Cold fingers wrapped around his throat, lifting him.

The Collector's face was inches from his.

"So much Heart in such a fragile vessel," it said softly.

Walliam clawed at the hand.

The crystal burned.

Not outward.

Inward.

Light burst through his veins, racing toward his chest.

His vision went white—

—and something answered.

Not from him.

Through him.

The air cracked like thunder inside the room.

A shockwave erupted outward.

Both Collectors were thrown back, smashing through walls in a rain of splinters.

Walliam collapsed, gasping.

The house groaned.

Mara grabbed him. "Get up!"

Outside, the night had changed.

The sky above the village rippled like disturbed water.
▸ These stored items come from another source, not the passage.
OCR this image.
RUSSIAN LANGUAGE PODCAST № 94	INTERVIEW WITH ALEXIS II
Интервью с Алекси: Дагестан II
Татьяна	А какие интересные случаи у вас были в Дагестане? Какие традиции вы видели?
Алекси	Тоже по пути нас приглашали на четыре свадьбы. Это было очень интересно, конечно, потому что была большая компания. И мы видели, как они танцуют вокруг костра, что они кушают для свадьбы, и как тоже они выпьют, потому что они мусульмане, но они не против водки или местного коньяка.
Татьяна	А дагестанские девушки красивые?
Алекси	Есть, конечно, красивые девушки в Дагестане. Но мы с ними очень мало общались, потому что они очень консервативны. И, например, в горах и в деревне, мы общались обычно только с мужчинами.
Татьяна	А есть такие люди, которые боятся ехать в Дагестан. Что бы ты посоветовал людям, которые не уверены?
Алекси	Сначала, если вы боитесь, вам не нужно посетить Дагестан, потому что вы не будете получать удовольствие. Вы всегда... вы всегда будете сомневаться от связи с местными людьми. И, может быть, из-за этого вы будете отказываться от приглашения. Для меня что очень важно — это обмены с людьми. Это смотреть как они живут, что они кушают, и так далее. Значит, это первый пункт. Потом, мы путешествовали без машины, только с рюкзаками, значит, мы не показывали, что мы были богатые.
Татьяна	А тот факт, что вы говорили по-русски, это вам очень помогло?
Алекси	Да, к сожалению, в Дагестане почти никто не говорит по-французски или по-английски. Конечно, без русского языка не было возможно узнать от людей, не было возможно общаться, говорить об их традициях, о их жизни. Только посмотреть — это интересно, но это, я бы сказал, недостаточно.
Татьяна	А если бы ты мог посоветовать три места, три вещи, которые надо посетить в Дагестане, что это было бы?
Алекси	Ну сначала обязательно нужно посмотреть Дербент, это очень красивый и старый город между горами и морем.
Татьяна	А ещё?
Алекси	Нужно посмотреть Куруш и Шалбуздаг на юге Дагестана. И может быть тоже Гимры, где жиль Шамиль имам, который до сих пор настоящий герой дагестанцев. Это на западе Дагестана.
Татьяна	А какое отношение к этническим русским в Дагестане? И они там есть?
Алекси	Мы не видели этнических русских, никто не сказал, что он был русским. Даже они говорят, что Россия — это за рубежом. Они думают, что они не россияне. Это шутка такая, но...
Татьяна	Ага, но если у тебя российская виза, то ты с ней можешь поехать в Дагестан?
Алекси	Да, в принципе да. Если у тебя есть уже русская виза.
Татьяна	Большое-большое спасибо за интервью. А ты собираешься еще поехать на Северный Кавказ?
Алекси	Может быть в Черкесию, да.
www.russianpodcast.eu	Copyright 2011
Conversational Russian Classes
Thin lines of light spread from a central point directly overhead — branching, multiplying.

A fracture.

But not like before.

This one wasn't closing.

Wind roared downward from the sky itself.

Villagers screamed as loose objects lifted from the ground, pulled upward.

"No," Mara breathed. "Too soon."

The crystal under Walliam's shirt pulsed wildly now — matching the spreading lights above.

"It's reacting to you," Lysa said, terror in her voice.

"No," Mara corrected. "It's responding to what woke when he bonded."

A shape moved within the widening crack overhead.

Vast.

Distant.

Watching.

More Collectors stepped from the shadows between houses — drawn, silent, converging.

"They opened the way," Mara said. "They signaled."

"For what?" Walliam asked.

She looked at him with grief in her eyes.

"For the world beyond ours to notice."

The ground trembled.

From the forest edge came that same glass-breaking sound as the sky tear widened.

A beam of pale light speared down, striking the crater where the shard had fallen.

The earth lifted.

Not breaking.

Rising.

Stone tore free, ascending toward the fracture like metal to a magnet.

Walliam felt the pull in his bones.

In his blood.

The crystal flared brighter than ever before.

The Collectors stopped advancing.

They knelt.

Not to him.

To the sky.

The vast shape beyond the fracture shifted.

An outline like a crown of broken stars.

A presence that made the air feel small.

Walliam's pulse slowed.

Deepened.

Matched it.

"No," Mara whispered. "Don't listen."

But it wasn't a voice.

It was gravity.

Calling its pieces home.

Walliam took one step forward.

Light crawled over his skin in branching lines.

The fracture above widened—

—and the world, for the first time in centuries, answered the call of the Heart.